The gap between reality and expectation for participants in the civil litigation system can be profound.  I blogged last week about an employment case in Ontario which took eleven (11) years to go from start to completion at the Court of Appeal.  By comparison, a few years ago I represented an employee in an employment case that was decided by the Court of Appeal eleven months after the employee was fired.  And do you know what they told me after it was over?  They said, “If I knew it would have taken this long, I never would have done it.”  And that was in a case which, by the usual standards, was resolved quickly.

In my own practice, I have seen a fair number of clients walk away from good, promising cases—cases worth tens or even hundreds of thousands of dollars—because they are not willing to wait 1, 2, or 3 years before seeing the inside of a courtroom, or because they are no longer willing to continue funding litigation which will go on for another 1, 2, or 3 years. 

The people who are most likely to be caught on the outside are those who can’t or won’t sink thousands of dollars, and years of their lives, into fighting a legal dispute – even though their case may be just.  Justice Abella perspicaciously identifies this problem when she says, “They want their day in court, not their years.”

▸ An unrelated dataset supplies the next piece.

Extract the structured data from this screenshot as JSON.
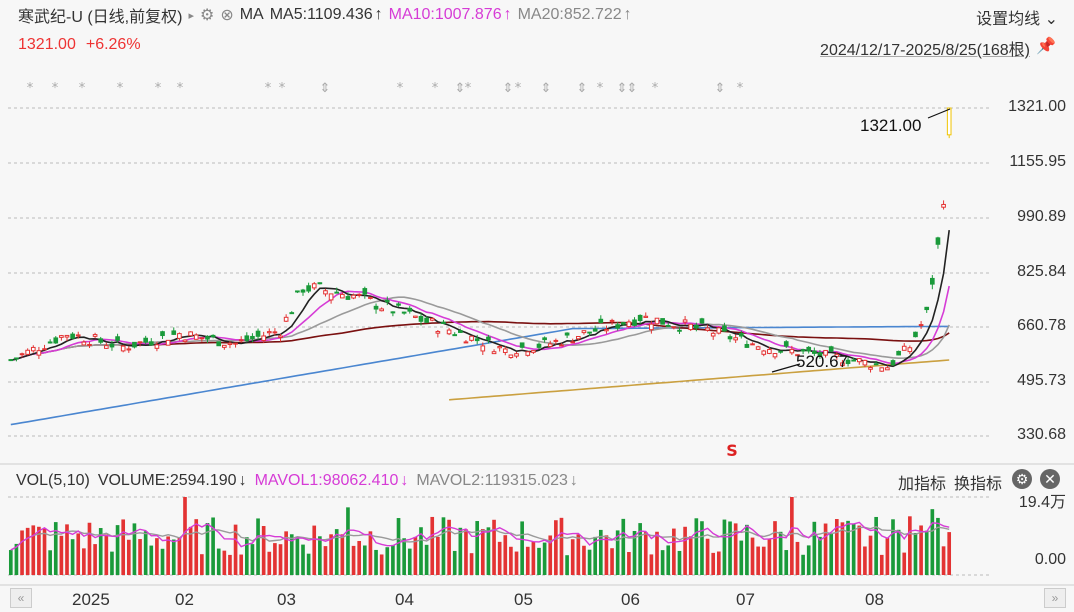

Normally, this is where I would criticize the author for identifying the problem but not identifying any solutions.  But I can’t criticize Justice Abella here, because I don’t have any answers at the moment either.  The civil justice system serves multiple goals, among them efficiency, truth-seeking, and justice.  Major reforms to improve the outcomes in one area are almost certain to be at the expense of the other goals of the justice system.  The legal system finds itself stuck in the classic consumer quandary of “Quick, cheap, good – pick two”. 

What should we do?  Eliminate or severely curtail pre-trial discovery?  That would certainly get us to trial more efficiently.  It would also bring back the old days of “trial by ambush”, which the profession definitely wants to avoid.  Getting rid of “trial by ambush” was a major reason for the significant expansion of pre-trial discovery in the first place.  We can make our civil litigation system quicker and cheaper, but it won’t be as good.

While I can’t say what we should do, I can make a suggestion about what we should not do.  We should not do mandatory mediation.

In my opinion, the experiment of mandatory mediation is a failure and should be abandoned.  For a number of years now, any civil lawsuit in Ottawa, Toronto, or Windsor has been required to go to mandatory mediation as a necessary pre-condition to going to trial.  And why is this such a bad a idea?  Simply put, if you want to make the process of a lawsuit quicker and cheaper, you should not add additional procedural hurdles to the lawsuit.  Mandatory mediation adds both time and expense and makes the overall lawsuit take even longer.  I cannot understand why anyone thought that the system would be made more efficient by adding an extra step to civil lawsuits: it is impossible to make a journey quicker by adding pit stops.  If we want to make the process of civil lawsuit a little bit quicker and a little bit less expensive without sacrificing quality, we can start by eliminating the costly and time-consuming step of mandatory mediation.